In environments with a high number of GPU users, the lack of unified GPU resource allocation and management often leads to imbalanced usage, resource idling, or contention, resulting in low overall utilization. Moreover, when multiple developers share a single machine, differences in environments and workflows can cause conflicts and inefficiencies.
Kube Manager, as a container-based cloud platform, provides unified scheduling and allocation of large-scale CPU and GPU resources. It enables dynamic, on-demand GPU allocation to prevent resource imbalance, supports GPU sharing (allowing multiple users to utilize a single GPU card concurrently), and eliminates contention. Leveraging containerization, Kube Manager ensures environment isolation so that multiple users can share the same machine without conflicts.
Kube Manager comprises six core modules: Resource Monitoring, Application Management, Image Management, File Management, User Management, and Resource Quotas.
- Quickly select required CPU, memory, GPU, and VRAM when creating applications.
- Enforced quotas prevent overuse; quotas can be adjusted as needed.
- CPU allocation granularity: 1‰ of a core; Memory: 1 MB.
- Simplified operations: select an image and resources to create applications in minutes.
- Advanced options include environment variables and startup commands.
- Automatic NFS mounting ensures persistent storage and fast file access.
- Options include full GPU allocation, MIG (Multi-Instance GPU) partitioning, or percentage-based allocation.
- Percentage allocation supports as low as 1% utilization or 0.25 GB of VRAM.
- Cluster, node, user, and container-level monitoring.
- Detailed visualization of CPU, memory, network, and GPU usage.
- Customizable dashboards for advanced monitoring.
- Files stored persistently in NFS; unaffected by container lifecycle.
- Web files automatically mounted into containers for seamless access.
- NVIDIA AI Enterprise (NVAIE) is an end-to-end, cloud-native suite of pretrained AI models and data analytics tools.
- Certified by NVIDIA with global enterprise support, ensuring rapid AI deployment. Note: Commercial usage requires a separate license purchase.
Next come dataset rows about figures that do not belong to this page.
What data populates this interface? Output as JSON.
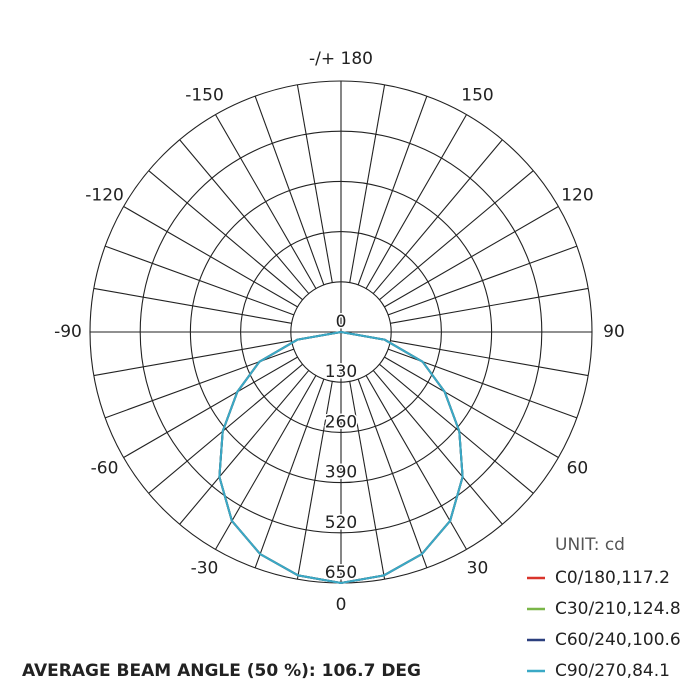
{
  "chart_data": {
    "type": "polar",
    "thetaticks": [
      {
        "value": 180,
        "label": "-/+ 180"
      },
      150,
      120,
      90,
      60,
      30,
      0,
      -30,
      -60,
      -90,
      -120,
      -150
    ],
    "rlim": [
      0,
      650
    ],
    "rticks": [
      0,
      130,
      260,
      390,
      520,
      650
    ],
    "theta": [
      -90,
      -80,
      -70,
      -60,
      -50,
      -40,
      -30,
      -20,
      -10,
      0,
      10,
      20,
      30,
      40,
      50,
      60,
      70,
      80,
      90
    ],
    "series": [
      {
        "name": "C0/180,117.2",
        "color": "#d9342b",
        "values": [
          0,
          115,
          225,
          310,
          400,
          490,
          565,
          612,
          640,
          650,
          640,
          612,
          565,
          490,
          400,
          310,
          225,
          115,
          0
        ]
      },
      {
        "name": "C30/210,124.8",
        "color": "#7ab648",
        "values": [
          0,
          115,
          225,
          310,
          400,
          490,
          565,
          612,
          640,
          650,
          640,
          612,
          565,
          490,
          400,
          310,
          225,
          115,
          0
        ]
      },
      {
        "name": "C60/240,100.6",
        "color": "#2b3f7e",
        "values": [
          0,
          115,
          225,
          310,
          400,
          490,
          565,
          612,
          640,
          650,
          640,
          612,
          565,
          490,
          400,
          310,
          225,
          115,
          0
        ]
      },
      {
        "name": "C90/270,84.1",
        "color": "#3aa9c6",
        "values": [
          0,
          115,
          225,
          310,
          400,
          490,
          565,
          612,
          640,
          650,
          640,
          612,
          565,
          490,
          400,
          310,
          225,
          115,
          0
        ]
      }
    ],
    "unit_label": "UNIT: cd",
    "footnote": "AVERAGE BEAM ANGLE (50 %): 106.7 DEG"
  }
}
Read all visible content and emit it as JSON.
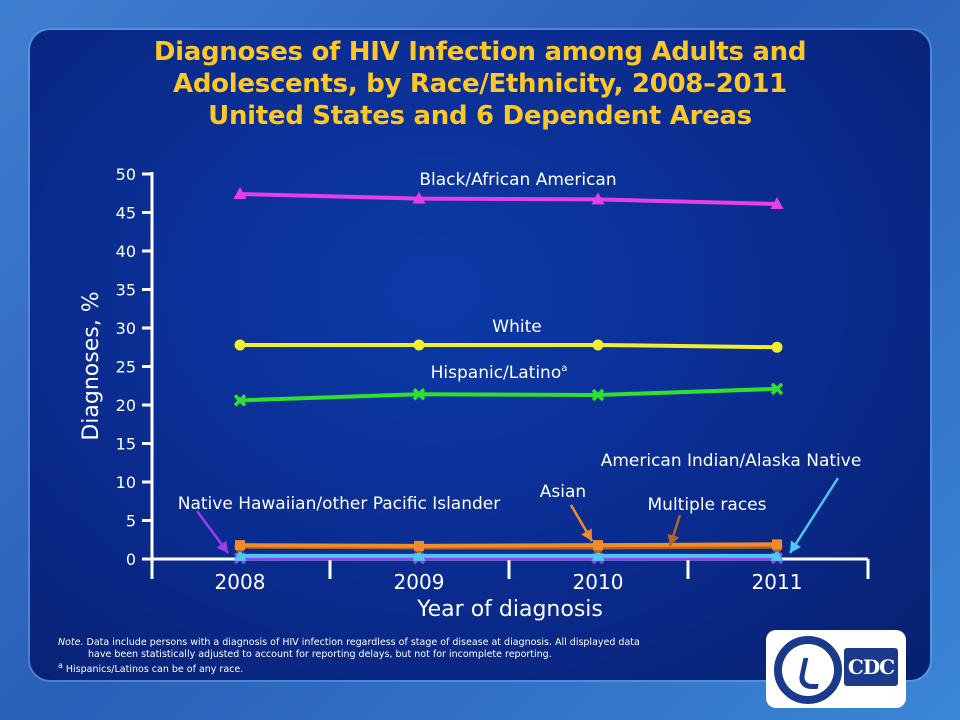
{
  "title": {
    "line1": "Diagnoses of HIV Infection among Adults and",
    "line2": "Adolescents, by Race/Ethnicity, 2008–2011",
    "line3": "United States and 6 Dependent Areas"
  },
  "notes": {
    "note_label": "Note.",
    "note_text1": "Data include persons with a diagnosis of HIV infection regardless of stage of disease at diagnosis. All displayed data",
    "note_text2": "have been statistically adjusted to account for reporting delays, but not for incomplete reporting.",
    "footnote_mark": "a",
    "footnote_text": "Hispanics/Latinos can be of any race."
  },
  "logo": {
    "text": "CDC"
  },
  "colors": {
    "title": "#ffc726",
    "panel": "#0a2b8e",
    "axis": "#ffffff"
  },
  "chart_data": {
    "type": "line",
    "xlabel": "Year of diagnosis",
    "ylabel": "Diagnoses, %",
    "ylim": [
      0,
      50
    ],
    "yticks": [
      0,
      5,
      10,
      15,
      20,
      25,
      30,
      35,
      40,
      45,
      50
    ],
    "categories": [
      "2008",
      "2009",
      "2010",
      "2011"
    ],
    "series": [
      {
        "name": "Black/African American",
        "values": [
          47.4,
          46.8,
          46.7,
          46.1
        ],
        "color": "#e83ee8",
        "marker": "triangle"
      },
      {
        "name": "White",
        "values": [
          27.8,
          27.8,
          27.8,
          27.5
        ],
        "color": "#f4ef2a",
        "marker": "circle"
      },
      {
        "name": "Hispanic/Latino",
        "superscript": "a",
        "values": [
          20.6,
          21.4,
          21.3,
          22.1
        ],
        "color": "#2fe02f",
        "marker": "x"
      },
      {
        "name": "Asian",
        "values": [
          1.8,
          1.7,
          1.8,
          1.9
        ],
        "color": "#f28c28",
        "marker": "square"
      },
      {
        "name": "Multiple races",
        "values": [
          1.6,
          1.5,
          1.5,
          1.6
        ],
        "color": "#b5651d",
        "marker": "circle"
      },
      {
        "name": "American Indian/Alaska Native",
        "values": [
          0.4,
          0.4,
          0.4,
          0.4
        ],
        "color": "#4cc8f0",
        "marker": "triangle"
      },
      {
        "name": "Native Hawaiian/other Pacific Islander",
        "values": [
          0.1,
          0.1,
          0.1,
          0.1
        ],
        "color": "#9a3cf0",
        "marker": "x"
      }
    ]
  }
}
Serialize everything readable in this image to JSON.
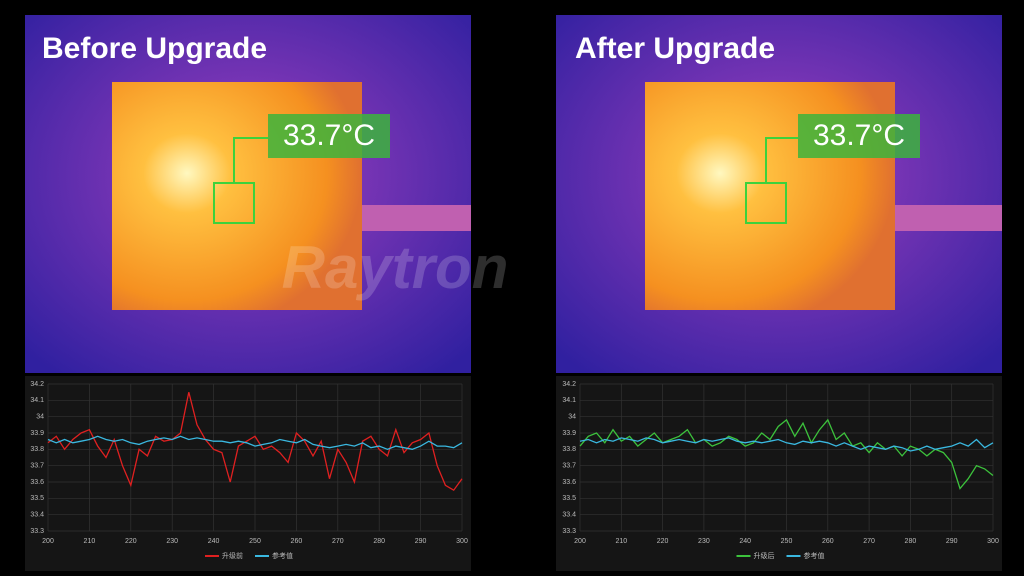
{
  "panels": [
    {
      "title": "Before Upgrade",
      "temperature": "33.7°C"
    },
    {
      "title": "After Upgrade",
      "temperature": "33.7°C"
    }
  ],
  "watermark": "Raytron",
  "chart_data": [
    {
      "type": "line",
      "x": [
        200,
        202,
        204,
        206,
        208,
        210,
        212,
        214,
        216,
        218,
        220,
        222,
        224,
        226,
        228,
        230,
        232,
        234,
        236,
        238,
        240,
        242,
        244,
        246,
        248,
        250,
        252,
        254,
        256,
        258,
        260,
        262,
        264,
        266,
        268,
        270,
        272,
        274,
        276,
        278,
        280,
        282,
        284,
        286,
        288,
        290,
        292,
        294,
        296,
        298,
        300
      ],
      "series": [
        {
          "name": "升级前",
          "color": "#e02020",
          "values": [
            33.84,
            33.88,
            33.8,
            33.86,
            33.9,
            33.92,
            33.82,
            33.75,
            33.86,
            33.7,
            33.58,
            33.8,
            33.76,
            33.88,
            33.85,
            33.86,
            33.9,
            34.15,
            33.95,
            33.86,
            33.8,
            33.78,
            33.6,
            33.82,
            33.85,
            33.88,
            33.8,
            33.82,
            33.78,
            33.72,
            33.9,
            33.85,
            33.76,
            33.85,
            33.62,
            33.8,
            33.72,
            33.6,
            33.85,
            33.88,
            33.8,
            33.76,
            33.92,
            33.78,
            33.84,
            33.86,
            33.9,
            33.7,
            33.58,
            33.55,
            33.62
          ]
        },
        {
          "name": "参考值",
          "color": "#3ab8e0",
          "values": [
            33.86,
            33.84,
            33.86,
            33.84,
            33.85,
            33.86,
            33.88,
            33.86,
            33.85,
            33.86,
            33.84,
            33.83,
            33.85,
            33.86,
            33.87,
            33.86,
            33.88,
            33.86,
            33.87,
            33.86,
            33.85,
            33.85,
            33.84,
            33.85,
            33.84,
            33.82,
            33.83,
            33.84,
            33.86,
            33.85,
            33.84,
            33.86,
            33.83,
            33.82,
            33.81,
            33.82,
            33.83,
            33.82,
            33.84,
            33.81,
            33.82,
            33.8,
            33.82,
            33.81,
            33.8,
            33.82,
            33.85,
            33.82,
            33.82,
            33.81,
            33.84
          ]
        }
      ],
      "xlim": [
        200,
        300
      ],
      "xticks": [
        200,
        210,
        220,
        230,
        240,
        250,
        260,
        270,
        280,
        290,
        300
      ],
      "ylim": [
        33.3,
        34.2
      ],
      "yticks": [
        33.3,
        33.4,
        33.5,
        33.6,
        33.7,
        33.8,
        33.9,
        34,
        34.1,
        34.2
      ],
      "grid": true
    },
    {
      "type": "line",
      "x": [
        200,
        202,
        204,
        206,
        208,
        210,
        212,
        214,
        216,
        218,
        220,
        222,
        224,
        226,
        228,
        230,
        232,
        234,
        236,
        238,
        240,
        242,
        244,
        246,
        248,
        250,
        252,
        254,
        256,
        258,
        260,
        262,
        264,
        266,
        268,
        270,
        272,
        274,
        276,
        278,
        280,
        282,
        284,
        286,
        288,
        290,
        292,
        294,
        296,
        298,
        300
      ],
      "series": [
        {
          "name": "升级后",
          "color": "#3cc23c",
          "values": [
            33.82,
            33.88,
            33.9,
            33.84,
            33.92,
            33.85,
            33.88,
            33.82,
            33.86,
            33.9,
            33.84,
            33.86,
            33.88,
            33.92,
            33.84,
            33.86,
            33.82,
            33.84,
            33.88,
            33.86,
            33.82,
            33.84,
            33.9,
            33.86,
            33.94,
            33.98,
            33.88,
            33.96,
            33.84,
            33.92,
            33.98,
            33.86,
            33.9,
            33.82,
            33.84,
            33.78,
            33.84,
            33.8,
            33.82,
            33.76,
            33.82,
            33.8,
            33.76,
            33.8,
            33.78,
            33.72,
            33.56,
            33.62,
            33.7,
            33.68,
            33.64
          ]
        },
        {
          "name": "参考值",
          "color": "#3ab8e0",
          "values": [
            33.85,
            33.86,
            33.84,
            33.86,
            33.85,
            33.87,
            33.86,
            33.85,
            33.87,
            33.86,
            33.84,
            33.85,
            33.86,
            33.85,
            33.84,
            33.86,
            33.85,
            33.86,
            33.87,
            33.85,
            33.84,
            33.85,
            33.84,
            33.85,
            33.86,
            33.84,
            33.83,
            33.85,
            33.84,
            33.85,
            33.84,
            33.82,
            33.84,
            33.82,
            33.8,
            33.82,
            33.81,
            33.8,
            33.82,
            33.81,
            33.79,
            33.8,
            33.82,
            33.8,
            33.81,
            33.82,
            33.84,
            33.82,
            33.86,
            33.81,
            33.84
          ]
        }
      ],
      "xlim": [
        200,
        300
      ],
      "xticks": [
        200,
        210,
        220,
        230,
        240,
        250,
        260,
        270,
        280,
        290,
        300
      ],
      "ylim": [
        33.3,
        34.2
      ],
      "yticks": [
        33.3,
        33.4,
        33.5,
        33.6,
        33.7,
        33.8,
        33.9,
        34,
        34.1,
        34.2
      ],
      "grid": true
    }
  ]
}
Kube Manager provides diverse GPU scheduling options—including full GPU, MIG partitioning, and percentage-based allocation—allowing the department to unify resource management across servers, resolve conflicts, and improve utilization.
Using Kube Manager, faculty and students met diverse resource requirements. GPUs were almost fully utilized across more than ten simultaneous instances, boosting compute efficiency, task throughput, and shortening model development cycles.
Kube Manager enforces quotas and resource limits to prevent excessive usage and waste. With queue-based scheduling and utilization of idle time (night/weekends), the institute improved both resource efficiency and model training throughput.